Jeff Sessions’s recusal
Attorney General Jeff Sessions recused himself from the Department of Justice investigation into Russian involvement in the 2016 presidential election. A recusal is a pro-active step taken to avoid any appearance of conflicts of interest, even if there is no underlying conflict. Recusals by lawyers and judges are often required by their professional codes of conduct. Legal ethicists have deemed Sessions’s recusal, which stemmed from his interactions with the Russian ambassador prior to Trump taking office, as appropriate, but it has been roundly criticized by the president himself.
Harvey Weinstein, the #metoo movement, corporate accountability, and Congress
The sexual harassment and assault claims surrounding Harvey Weinstein jumpstarted a movement that has seen hundreds of women come forward with their own stories. The #metoo phenomenon raises questions about who had an ethical (or perhaps legal) responsibility to report sexual harassment in the workplace. In the Weinstein case, New York’s attorney general has opened an investigation.
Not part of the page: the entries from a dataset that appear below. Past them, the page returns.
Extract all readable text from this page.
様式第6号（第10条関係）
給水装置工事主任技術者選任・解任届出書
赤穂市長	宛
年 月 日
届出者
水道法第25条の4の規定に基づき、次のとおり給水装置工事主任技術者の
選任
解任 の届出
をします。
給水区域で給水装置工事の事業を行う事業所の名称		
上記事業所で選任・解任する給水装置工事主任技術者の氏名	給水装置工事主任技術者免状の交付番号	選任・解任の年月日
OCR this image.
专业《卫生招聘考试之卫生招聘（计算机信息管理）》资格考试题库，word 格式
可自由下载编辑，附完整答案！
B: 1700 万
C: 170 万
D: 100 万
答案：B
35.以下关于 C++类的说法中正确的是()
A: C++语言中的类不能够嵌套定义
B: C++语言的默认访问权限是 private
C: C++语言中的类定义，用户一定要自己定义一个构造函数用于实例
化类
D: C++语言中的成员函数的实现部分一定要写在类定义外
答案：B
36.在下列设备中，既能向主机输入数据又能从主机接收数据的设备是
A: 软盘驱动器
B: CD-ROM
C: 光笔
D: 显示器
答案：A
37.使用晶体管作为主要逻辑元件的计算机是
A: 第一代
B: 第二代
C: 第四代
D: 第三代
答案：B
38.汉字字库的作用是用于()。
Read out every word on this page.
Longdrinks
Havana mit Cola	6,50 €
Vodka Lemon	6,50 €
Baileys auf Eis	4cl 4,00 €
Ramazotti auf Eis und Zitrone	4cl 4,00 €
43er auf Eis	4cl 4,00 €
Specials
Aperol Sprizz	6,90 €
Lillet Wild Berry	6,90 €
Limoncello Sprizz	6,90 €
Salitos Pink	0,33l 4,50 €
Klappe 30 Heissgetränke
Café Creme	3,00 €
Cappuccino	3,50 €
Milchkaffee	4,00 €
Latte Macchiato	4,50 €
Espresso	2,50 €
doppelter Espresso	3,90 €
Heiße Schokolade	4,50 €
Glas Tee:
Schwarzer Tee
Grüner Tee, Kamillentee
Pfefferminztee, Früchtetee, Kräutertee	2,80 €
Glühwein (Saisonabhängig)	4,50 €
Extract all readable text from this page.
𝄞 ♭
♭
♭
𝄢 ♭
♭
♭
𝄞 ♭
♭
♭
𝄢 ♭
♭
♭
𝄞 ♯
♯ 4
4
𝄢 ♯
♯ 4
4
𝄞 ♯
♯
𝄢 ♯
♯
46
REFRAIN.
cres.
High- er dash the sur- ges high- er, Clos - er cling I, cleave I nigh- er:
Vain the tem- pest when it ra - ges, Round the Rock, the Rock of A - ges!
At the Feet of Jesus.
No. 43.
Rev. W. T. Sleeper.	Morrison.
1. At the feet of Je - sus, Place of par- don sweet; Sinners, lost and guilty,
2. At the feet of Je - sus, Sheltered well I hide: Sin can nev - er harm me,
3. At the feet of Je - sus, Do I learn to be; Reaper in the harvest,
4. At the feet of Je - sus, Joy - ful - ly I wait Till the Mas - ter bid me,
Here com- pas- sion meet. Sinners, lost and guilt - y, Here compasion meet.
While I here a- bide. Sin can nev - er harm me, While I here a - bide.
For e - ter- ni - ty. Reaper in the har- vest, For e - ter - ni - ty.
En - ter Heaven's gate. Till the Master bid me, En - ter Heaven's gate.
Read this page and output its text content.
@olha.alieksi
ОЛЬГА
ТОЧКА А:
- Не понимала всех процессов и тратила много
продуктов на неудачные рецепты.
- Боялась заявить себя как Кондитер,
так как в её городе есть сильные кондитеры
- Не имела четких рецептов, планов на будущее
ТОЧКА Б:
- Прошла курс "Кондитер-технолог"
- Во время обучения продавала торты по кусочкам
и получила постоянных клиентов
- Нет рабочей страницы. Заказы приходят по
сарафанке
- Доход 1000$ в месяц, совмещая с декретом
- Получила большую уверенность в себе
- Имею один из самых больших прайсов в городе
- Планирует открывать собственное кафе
Congress has seen its own upheaval in Weinstein’s wake, with Senator Al Franken (D-MN) and Representatives John Conyers (D-MI) and Trent Franks (R-AZ) resigning in the wake of accusations of sexual harassment. These high profile resignations have increased the level of scrutiny on both houses’ internal Ethics Committees.
Travel, gifts, and Justin Trudeau
Tom Price, the former secretary of Health and Human Services, resigned after revelations that his use of private jets and government aircraft had cost taxpayers millions of dollars. Secretary of the Interior Ryan Zinke has also drawn criticism for possible abuses related to travel. This is not an exclusively American problem. In December, Mary Dawson, Canada’s commissioner for conflicts-of-interest and ethics, ruled that Prime Minister Justin Trudeau violated that country’s conflict-of-interest law when he vacationed, free of charge, on billionaire Aga Khan’s private Caribbean island.